3. The Definition of "Derivative Work"
This case remains one of the most prominent vehicles for defining what constitutes a "derivative work" in the age of generative models. The studios argue that the output of an AI model, when based on their characters, is a direct violation of their rights. Midjourney argues that the model is merely a tool, and that the responsibility for the output lies with the user. By demanding data on the studios’ own prompts, Midjourney is attempting to demonstrate that even professional, studio-level users can generate similar results, thereby suggesting that the "infringement" is a function of user behavior rather than an inherent, malicious design of the software.
Conclusion: A High-Stakes Stalemate
As the case continues, the tension between the protection of creative legacy and the advancement of generative technology remains palpable. The studios are fighting to maintain the exclusivity of their creative assets, while Midjourney is fighting for the legal recognition of its model-training practices as a standard, transformative process.

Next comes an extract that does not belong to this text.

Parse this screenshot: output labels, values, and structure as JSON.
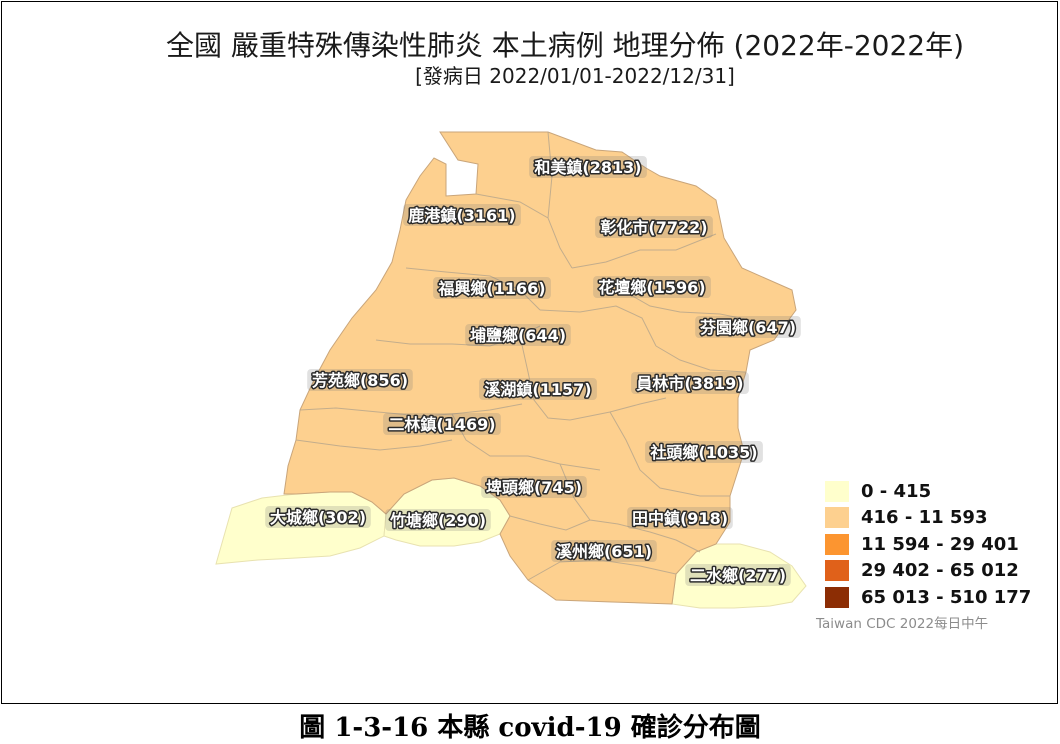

Whether this discovery motion is granted or denied, the path forward is likely to be long and contentious. Both parties are digging in, clearly aware that the outcome of this litigation will establish the "rules of the road" for the next decade of AI development. For now, the public waits to see if the internal "AI labs" of Hollywood’s biggest players will be opened to the light of the courtroom, or if the court will uphold the current boundaries of discovery, keeping the focus squarely on the characters that have defined generations of entertainment.